Aussie dairy battle needs cheap debt to stack up

November 19, 2013

By Ethan Bilby

The author is a Reuters Breakingviews columnist.  The opinions expressed are his own.

Australia’s dairy battle needs cheap debt to stack up. Three bids in as many days for Australia’s Warrnambool have lifted the price tag above A$500 million ($469 million). Local cost savings and projections of China’s thirst for foreign milk help justify the frenzy. But the investment case rests on low borrowing costs.

On the face of it, the bidding war has become detached from financial reality. Warrnambool is forecast to earn A$20.75 million in the year to June 2014, according to Eikon. At the A$504 million price tag the bidders have put on the company, that implies a return of little more than 4 percent.

It’s tempting to assume that increased Chinese demand for foreign dairy products will translate into higher earnings for Warrnambool. Euromonitor expects 16 percent annual growth for overall dairy in China to 2018. But other competitors are also vying for that market, and the Australian company’s exports to China are still small.

Local bidders Bega Cheese and Murray Goulburn have the advantage that they already own respective stakes of 18 percent and 17 percent in their target. They should also benefit from cost savings: Bega reckons it can squeeze an extra A$7.5 million before tax out of Warrnambool in the first year of ownership. Put these two factors together and Bega’s projected return on investment rises closer to 6 percent. Murray Goulburn has not put a figure on cost savings – presumably to minimize scrutiny from Australian competition authorities who still have to approve its offer.

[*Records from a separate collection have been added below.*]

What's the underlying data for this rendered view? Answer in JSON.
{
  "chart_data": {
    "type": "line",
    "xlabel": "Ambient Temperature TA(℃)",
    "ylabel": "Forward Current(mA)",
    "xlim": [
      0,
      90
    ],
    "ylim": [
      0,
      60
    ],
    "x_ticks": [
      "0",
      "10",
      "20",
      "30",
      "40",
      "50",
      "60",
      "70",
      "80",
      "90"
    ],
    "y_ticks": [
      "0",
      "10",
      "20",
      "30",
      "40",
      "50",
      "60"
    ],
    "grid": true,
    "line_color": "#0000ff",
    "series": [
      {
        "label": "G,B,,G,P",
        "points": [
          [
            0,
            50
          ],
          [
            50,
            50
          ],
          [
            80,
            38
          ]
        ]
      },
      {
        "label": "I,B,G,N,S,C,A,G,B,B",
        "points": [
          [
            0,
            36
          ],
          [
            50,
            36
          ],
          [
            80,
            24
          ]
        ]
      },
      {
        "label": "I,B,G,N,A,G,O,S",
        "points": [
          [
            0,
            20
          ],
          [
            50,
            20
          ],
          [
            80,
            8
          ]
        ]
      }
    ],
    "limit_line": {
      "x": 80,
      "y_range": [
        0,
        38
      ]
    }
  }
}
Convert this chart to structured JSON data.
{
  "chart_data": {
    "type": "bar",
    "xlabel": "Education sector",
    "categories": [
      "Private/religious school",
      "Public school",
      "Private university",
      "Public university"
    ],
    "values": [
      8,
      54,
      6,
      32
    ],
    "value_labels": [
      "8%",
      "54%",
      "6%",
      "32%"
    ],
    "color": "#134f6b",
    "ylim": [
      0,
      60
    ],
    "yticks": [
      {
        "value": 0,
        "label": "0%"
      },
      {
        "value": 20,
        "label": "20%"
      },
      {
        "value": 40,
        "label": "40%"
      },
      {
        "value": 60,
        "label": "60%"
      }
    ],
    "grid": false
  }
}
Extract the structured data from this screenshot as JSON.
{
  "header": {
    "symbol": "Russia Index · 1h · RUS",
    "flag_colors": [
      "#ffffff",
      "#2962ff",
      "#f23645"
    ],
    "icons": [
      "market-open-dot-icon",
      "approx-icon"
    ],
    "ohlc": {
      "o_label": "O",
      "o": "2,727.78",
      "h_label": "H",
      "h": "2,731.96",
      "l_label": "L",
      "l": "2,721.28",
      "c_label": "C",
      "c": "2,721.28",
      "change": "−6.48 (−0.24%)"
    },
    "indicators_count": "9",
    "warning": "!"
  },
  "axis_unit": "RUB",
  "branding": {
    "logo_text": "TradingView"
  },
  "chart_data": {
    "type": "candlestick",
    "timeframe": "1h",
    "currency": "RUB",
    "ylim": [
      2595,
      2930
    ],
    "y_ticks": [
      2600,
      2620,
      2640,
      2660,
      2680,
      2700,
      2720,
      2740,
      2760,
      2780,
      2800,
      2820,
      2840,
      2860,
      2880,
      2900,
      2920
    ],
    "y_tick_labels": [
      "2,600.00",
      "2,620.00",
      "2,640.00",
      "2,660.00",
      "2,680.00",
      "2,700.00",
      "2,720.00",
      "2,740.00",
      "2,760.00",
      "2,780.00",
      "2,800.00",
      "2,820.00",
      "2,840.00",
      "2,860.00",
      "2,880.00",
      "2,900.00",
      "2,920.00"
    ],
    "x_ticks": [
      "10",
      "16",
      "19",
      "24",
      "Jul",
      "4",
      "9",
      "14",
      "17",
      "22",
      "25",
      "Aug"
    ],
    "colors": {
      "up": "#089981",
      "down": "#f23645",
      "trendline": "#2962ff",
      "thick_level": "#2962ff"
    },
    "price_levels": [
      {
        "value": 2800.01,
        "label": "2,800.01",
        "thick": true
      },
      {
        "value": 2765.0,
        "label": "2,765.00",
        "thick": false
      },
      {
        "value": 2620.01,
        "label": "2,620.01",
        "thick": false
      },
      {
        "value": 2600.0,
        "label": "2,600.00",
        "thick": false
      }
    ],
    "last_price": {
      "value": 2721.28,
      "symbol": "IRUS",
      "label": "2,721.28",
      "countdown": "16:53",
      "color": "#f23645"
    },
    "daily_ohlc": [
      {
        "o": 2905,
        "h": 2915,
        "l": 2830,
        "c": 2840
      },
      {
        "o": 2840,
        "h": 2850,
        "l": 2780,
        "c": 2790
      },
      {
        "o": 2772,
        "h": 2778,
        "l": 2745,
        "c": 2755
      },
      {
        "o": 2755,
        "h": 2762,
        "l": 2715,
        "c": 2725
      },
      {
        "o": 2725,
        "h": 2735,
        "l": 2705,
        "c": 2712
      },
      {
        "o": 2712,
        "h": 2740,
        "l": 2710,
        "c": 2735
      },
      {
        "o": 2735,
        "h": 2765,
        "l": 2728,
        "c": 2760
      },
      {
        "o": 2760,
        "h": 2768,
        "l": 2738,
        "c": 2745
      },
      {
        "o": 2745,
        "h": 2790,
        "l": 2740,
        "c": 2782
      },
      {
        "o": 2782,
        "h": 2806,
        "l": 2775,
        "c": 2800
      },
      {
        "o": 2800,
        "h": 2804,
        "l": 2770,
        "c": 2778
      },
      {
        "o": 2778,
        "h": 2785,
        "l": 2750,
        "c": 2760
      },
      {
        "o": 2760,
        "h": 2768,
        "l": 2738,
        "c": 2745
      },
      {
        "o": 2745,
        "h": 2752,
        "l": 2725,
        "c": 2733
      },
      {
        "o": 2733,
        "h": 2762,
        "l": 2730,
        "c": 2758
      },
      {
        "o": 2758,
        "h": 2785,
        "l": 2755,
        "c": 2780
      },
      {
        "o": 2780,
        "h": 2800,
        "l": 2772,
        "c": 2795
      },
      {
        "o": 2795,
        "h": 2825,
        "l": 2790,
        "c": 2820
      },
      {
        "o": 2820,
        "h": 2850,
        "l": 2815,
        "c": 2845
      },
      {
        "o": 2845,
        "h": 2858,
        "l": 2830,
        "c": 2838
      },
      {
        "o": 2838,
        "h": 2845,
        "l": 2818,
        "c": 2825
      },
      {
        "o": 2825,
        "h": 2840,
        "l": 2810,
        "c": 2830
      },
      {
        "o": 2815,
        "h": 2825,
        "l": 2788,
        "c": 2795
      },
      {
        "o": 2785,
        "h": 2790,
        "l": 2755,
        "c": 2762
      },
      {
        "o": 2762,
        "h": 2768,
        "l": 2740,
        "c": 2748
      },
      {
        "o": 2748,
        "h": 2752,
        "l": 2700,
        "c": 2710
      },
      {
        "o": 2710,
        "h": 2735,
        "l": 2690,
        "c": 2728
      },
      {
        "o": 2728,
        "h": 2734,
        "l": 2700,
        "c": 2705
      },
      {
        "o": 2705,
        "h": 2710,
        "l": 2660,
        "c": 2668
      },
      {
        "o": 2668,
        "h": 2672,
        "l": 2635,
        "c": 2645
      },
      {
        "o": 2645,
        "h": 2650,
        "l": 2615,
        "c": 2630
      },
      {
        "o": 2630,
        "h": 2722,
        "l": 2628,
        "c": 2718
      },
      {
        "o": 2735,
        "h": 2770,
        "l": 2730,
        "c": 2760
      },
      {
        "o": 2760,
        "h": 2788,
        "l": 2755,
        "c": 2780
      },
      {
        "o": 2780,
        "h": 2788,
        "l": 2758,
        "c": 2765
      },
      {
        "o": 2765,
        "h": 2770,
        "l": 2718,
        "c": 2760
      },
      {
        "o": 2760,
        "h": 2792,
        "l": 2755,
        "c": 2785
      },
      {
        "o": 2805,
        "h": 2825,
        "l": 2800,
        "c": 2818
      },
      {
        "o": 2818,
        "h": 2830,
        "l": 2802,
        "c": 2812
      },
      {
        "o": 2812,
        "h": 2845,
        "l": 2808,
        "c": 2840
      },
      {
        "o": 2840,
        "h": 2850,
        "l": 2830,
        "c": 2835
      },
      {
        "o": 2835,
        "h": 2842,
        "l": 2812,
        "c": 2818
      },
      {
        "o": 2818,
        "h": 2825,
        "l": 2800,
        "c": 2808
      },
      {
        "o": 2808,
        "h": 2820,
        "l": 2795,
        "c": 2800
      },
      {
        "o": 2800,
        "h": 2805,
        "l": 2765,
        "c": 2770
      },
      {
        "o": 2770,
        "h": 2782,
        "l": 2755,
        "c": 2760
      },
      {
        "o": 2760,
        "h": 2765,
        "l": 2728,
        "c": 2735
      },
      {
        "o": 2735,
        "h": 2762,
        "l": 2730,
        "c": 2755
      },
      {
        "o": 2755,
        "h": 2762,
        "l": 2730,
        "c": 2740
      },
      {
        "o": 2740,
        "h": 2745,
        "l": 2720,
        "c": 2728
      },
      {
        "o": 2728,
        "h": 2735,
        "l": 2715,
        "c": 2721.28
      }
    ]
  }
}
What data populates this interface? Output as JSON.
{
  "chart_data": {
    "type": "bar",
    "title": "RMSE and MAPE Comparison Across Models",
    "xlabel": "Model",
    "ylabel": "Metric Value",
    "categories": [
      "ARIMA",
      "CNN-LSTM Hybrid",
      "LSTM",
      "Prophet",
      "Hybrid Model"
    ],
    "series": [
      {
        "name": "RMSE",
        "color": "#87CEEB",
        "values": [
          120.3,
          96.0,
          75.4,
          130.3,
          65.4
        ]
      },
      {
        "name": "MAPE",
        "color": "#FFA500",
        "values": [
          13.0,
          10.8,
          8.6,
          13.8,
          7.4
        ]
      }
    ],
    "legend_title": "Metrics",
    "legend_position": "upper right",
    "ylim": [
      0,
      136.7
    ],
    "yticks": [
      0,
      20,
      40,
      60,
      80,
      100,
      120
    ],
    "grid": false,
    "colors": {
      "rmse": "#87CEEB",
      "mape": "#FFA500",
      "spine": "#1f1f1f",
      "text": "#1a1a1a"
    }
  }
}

Without a pre-existing investment in Warrnambool and lacking obvious synergies, Canada’s Saputo appears to be at a disadvantage. But its secret weapon is access to cheap financing. The company’s interest costs over the past four years are just over 5 percent of its net debt. That gives its wholly debt-funded offer the advantage over Bega, which is paying mostly with its own shares, which carry a higher cost of capital.

The risks for Saputo are that interest rates rise and Chinese demand disappoints. But as long as the company is able to borrow cheaply, its pursuit of Warrnambool may not be as reckless as it seems.